ESAB beat analysts’ revenue expectations by 2.2% last quarter, reporting revenues of $678.1 million, down 1.7% year on year. It was a very strong quarter for the company, with a solid beat of analysts’ EBITDA estimates and an impressive beat of analysts’ adjusted operating income estimates.
Is ESAB a buy or sell going into earnings? Read our full analysis here, it’s free.
This quarter, analysts are expecting ESAB’s revenue to be flat year on year at $707.2 million, improving from the 1.9% decrease it recorded in the same quarter last year. Adjusted earnings are expected to come in at $1.35 per share.

The majority of analysts covering the company have reconfirmed their estimates over the last 30 days, suggesting they anticipate the business to stay the course heading into earnings. ESAB has missed Wall Street’s revenue estimates twice over the last two years.

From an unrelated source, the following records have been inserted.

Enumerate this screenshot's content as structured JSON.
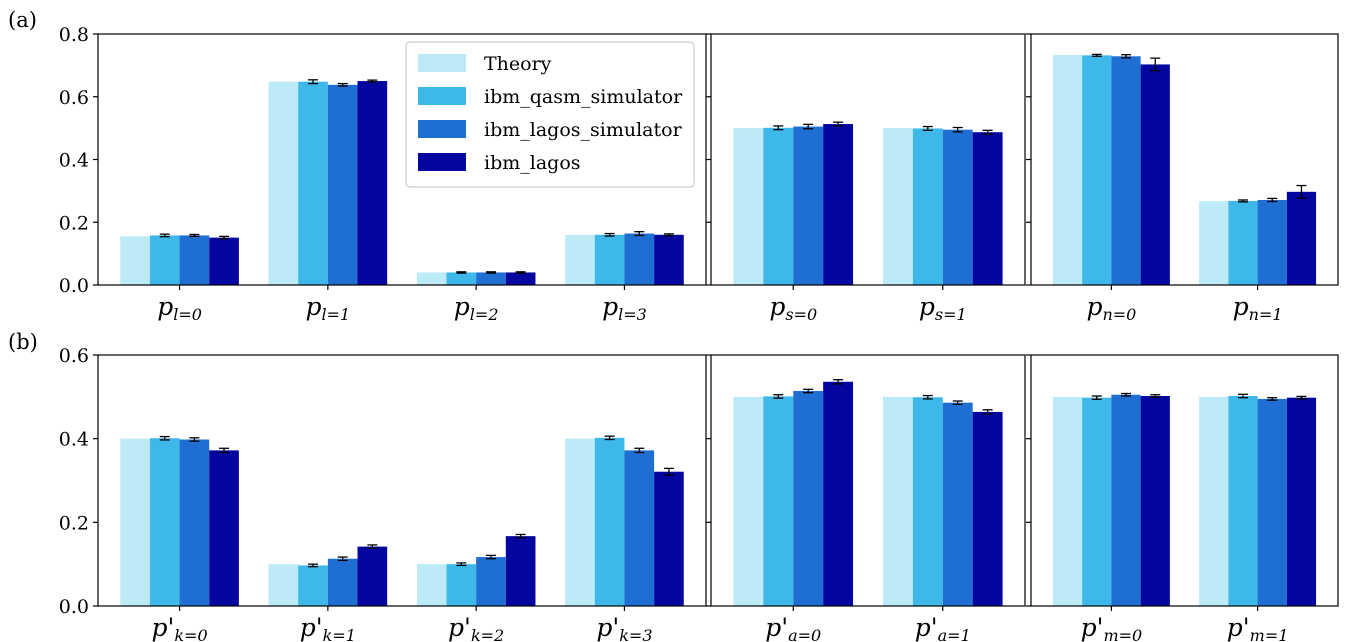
{
  "figure": {
    "panel_labels": [
      "(a)",
      "(b)"
    ],
    "legend": [
      "Theory",
      "ibm_qasm_simulator",
      "ibm_lagos_simulator",
      "ibm_lagos"
    ]
  },
  "colors": [
    "#bdeaf7",
    "#3db8e8",
    "#1f6fd3",
    "#0505a0"
  ],
  "chart_data": [
    {
      "type": "bar",
      "row": "a",
      "categories": [
        "p_{l=0}",
        "p_{l=1}",
        "p_{l=2}",
        "p_{l=3}"
      ],
      "cat_labels": [
        {
          "main": "p",
          "sub": "l=0"
        },
        {
          "main": "p",
          "sub": "l=1"
        },
        {
          "main": "p",
          "sub": "l=2"
        },
        {
          "main": "p",
          "sub": "l=3"
        }
      ],
      "ylim": [
        0,
        0.8
      ],
      "yticks": [
        "0.0",
        "0.2",
        "0.4",
        "0.6",
        "0.8"
      ],
      "show_yticklabels": true,
      "legend": "top-right",
      "series": [
        {
          "name": "Theory",
          "values": [
            0.155,
            0.648,
            0.04,
            0.16
          ],
          "err": [
            0,
            0,
            0,
            0
          ]
        },
        {
          "name": "ibm_qasm_simulator",
          "values": [
            0.158,
            0.648,
            0.04,
            0.16
          ],
          "err": [
            0.004,
            0.006,
            0.002,
            0.004
          ]
        },
        {
          "name": "ibm_lagos_simulator",
          "values": [
            0.158,
            0.638,
            0.04,
            0.164
          ],
          "err": [
            0.003,
            0.004,
            0.002,
            0.006
          ]
        },
        {
          "name": "ibm_lagos",
          "values": [
            0.151,
            0.65,
            0.04,
            0.16
          ],
          "err": [
            0.004,
            0.003,
            0.002,
            0.003
          ]
        }
      ]
    },
    {
      "type": "bar",
      "row": "a",
      "categories": [
        "p_{s=0}",
        "p_{s=1}"
      ],
      "cat_labels": [
        {
          "main": "p",
          "sub": "s=0"
        },
        {
          "main": "p",
          "sub": "s=1"
        }
      ],
      "ylim": [
        0,
        0.8
      ],
      "yticks": [
        "0.0",
        "0.2",
        "0.4",
        "0.6",
        "0.8"
      ],
      "show_yticklabels": false,
      "series": [
        {
          "name": "Theory",
          "values": [
            0.5,
            0.5
          ],
          "err": [
            0,
            0
          ]
        },
        {
          "name": "ibm_qasm_simulator",
          "values": [
            0.501,
            0.499
          ],
          "err": [
            0.006,
            0.006
          ]
        },
        {
          "name": "ibm_lagos_simulator",
          "values": [
            0.505,
            0.495
          ],
          "err": [
            0.007,
            0.007
          ]
        },
        {
          "name": "ibm_lagos",
          "values": [
            0.513,
            0.487
          ],
          "err": [
            0.006,
            0.006
          ]
        }
      ]
    },
    {
      "type": "bar",
      "row": "a",
      "categories": [
        "p_{n=0}",
        "p_{n=1}"
      ],
      "cat_labels": [
        {
          "main": "p",
          "sub": "n=0"
        },
        {
          "main": "p",
          "sub": "n=1"
        }
      ],
      "ylim": [
        0,
        0.8
      ],
      "yticks": [
        "0.0",
        "0.2",
        "0.4",
        "0.6",
        "0.8"
      ],
      "show_yticklabels": false,
      "series": [
        {
          "name": "Theory",
          "values": [
            0.733,
            0.267
          ],
          "err": [
            0,
            0
          ]
        },
        {
          "name": "ibm_qasm_simulator",
          "values": [
            0.732,
            0.268
          ],
          "err": [
            0.003,
            0.003
          ]
        },
        {
          "name": "ibm_lagos_simulator",
          "values": [
            0.729,
            0.271
          ],
          "err": [
            0.005,
            0.005
          ]
        },
        {
          "name": "ibm_lagos",
          "values": [
            0.703,
            0.297
          ],
          "err": [
            0.02,
            0.02
          ]
        }
      ]
    },
    {
      "type": "bar",
      "row": "b",
      "categories": [
        "p'_{k=0}",
        "p'_{k=1}",
        "p'_{k=2}",
        "p'_{k=3}"
      ],
      "cat_labels": [
        {
          "main": "p'",
          "sub": "k=0"
        },
        {
          "main": "p'",
          "sub": "k=1"
        },
        {
          "main": "p'",
          "sub": "k=2"
        },
        {
          "main": "p'",
          "sub": "k=3"
        }
      ],
      "ylim": [
        0,
        0.6
      ],
      "yticks": [
        "0.0",
        "0.2",
        "0.4",
        "0.6"
      ],
      "show_yticklabels": true,
      "series": [
        {
          "name": "Theory",
          "values": [
            0.4,
            0.1,
            0.1,
            0.4
          ],
          "err": [
            0,
            0,
            0,
            0
          ]
        },
        {
          "name": "ibm_qasm_simulator",
          "values": [
            0.401,
            0.097,
            0.1,
            0.402
          ],
          "err": [
            0.004,
            0.003,
            0.003,
            0.004
          ]
        },
        {
          "name": "ibm_lagos_simulator",
          "values": [
            0.398,
            0.113,
            0.117,
            0.372
          ],
          "err": [
            0.004,
            0.004,
            0.004,
            0.005
          ]
        },
        {
          "name": "ibm_lagos",
          "values": [
            0.372,
            0.142,
            0.167,
            0.321
          ],
          "err": [
            0.005,
            0.004,
            0.004,
            0.008
          ]
        }
      ]
    },
    {
      "type": "bar",
      "row": "b",
      "categories": [
        "p'_{a=0}",
        "p'_{a=1}"
      ],
      "cat_labels": [
        {
          "main": "p'",
          "sub": "a=0"
        },
        {
          "main": "p'",
          "sub": "a=1"
        }
      ],
      "ylim": [
        0,
        0.6
      ],
      "yticks": [
        "0.0",
        "0.2",
        "0.4",
        "0.6"
      ],
      "show_yticklabels": false,
      "series": [
        {
          "name": "Theory",
          "values": [
            0.5,
            0.5
          ],
          "err": [
            0,
            0
          ]
        },
        {
          "name": "ibm_qasm_simulator",
          "values": [
            0.501,
            0.499
          ],
          "err": [
            0.004,
            0.004
          ]
        },
        {
          "name": "ibm_lagos_simulator",
          "values": [
            0.514,
            0.486
          ],
          "err": [
            0.004,
            0.004
          ]
        },
        {
          "name": "ibm_lagos",
          "values": [
            0.536,
            0.464
          ],
          "err": [
            0.005,
            0.005
          ]
        }
      ]
    },
    {
      "type": "bar",
      "row": "b",
      "categories": [
        "p'_{m=0}",
        "p'_{m=1}"
      ],
      "cat_labels": [
        {
          "main": "p'",
          "sub": "m=0"
        },
        {
          "main": "p'",
          "sub": "m=1"
        }
      ],
      "ylim": [
        0,
        0.6
      ],
      "yticks": [
        "0.0",
        "0.2",
        "0.4",
        "0.6"
      ],
      "show_yticklabels": false,
      "series": [
        {
          "name": "Theory",
          "values": [
            0.5,
            0.5
          ],
          "err": [
            0,
            0
          ]
        },
        {
          "name": "ibm_qasm_simulator",
          "values": [
            0.498,
            0.502
          ],
          "err": [
            0.004,
            0.004
          ]
        },
        {
          "name": "ibm_lagos_simulator",
          "values": [
            0.505,
            0.495
          ],
          "err": [
            0.003,
            0.003
          ]
        },
        {
          "name": "ibm_lagos",
          "values": [
            0.502,
            0.498
          ],
          "err": [
            0.003,
            0.003
          ]
        }
      ]
    }
  ]
}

Looking at ESAB’s peers in the professional tools and equipment segment, some have already reported their Q2 results, giving us a hint as to what we can expect. Lincoln Electric delivered year-on-year revenue growth of 6.6%, beating analysts’ expectations by 5.1%, and Snap-on reported flat revenue, topping estimates by 2.1%. Lincoln Electric traded up 7.8% following the results while Snap-on was also up 7.4%.
Read our full analysis of Lincoln Electric’s results here and Snap-on’s results here.
Investors in the professional tools and equipment segment have had steady hands going into earnings, with share prices up 1.4% on average over the last month. ESAB is up 4.8% during the same time and is heading into earnings with an average analyst price target of $137.44 (compared to the current share price of $131.03).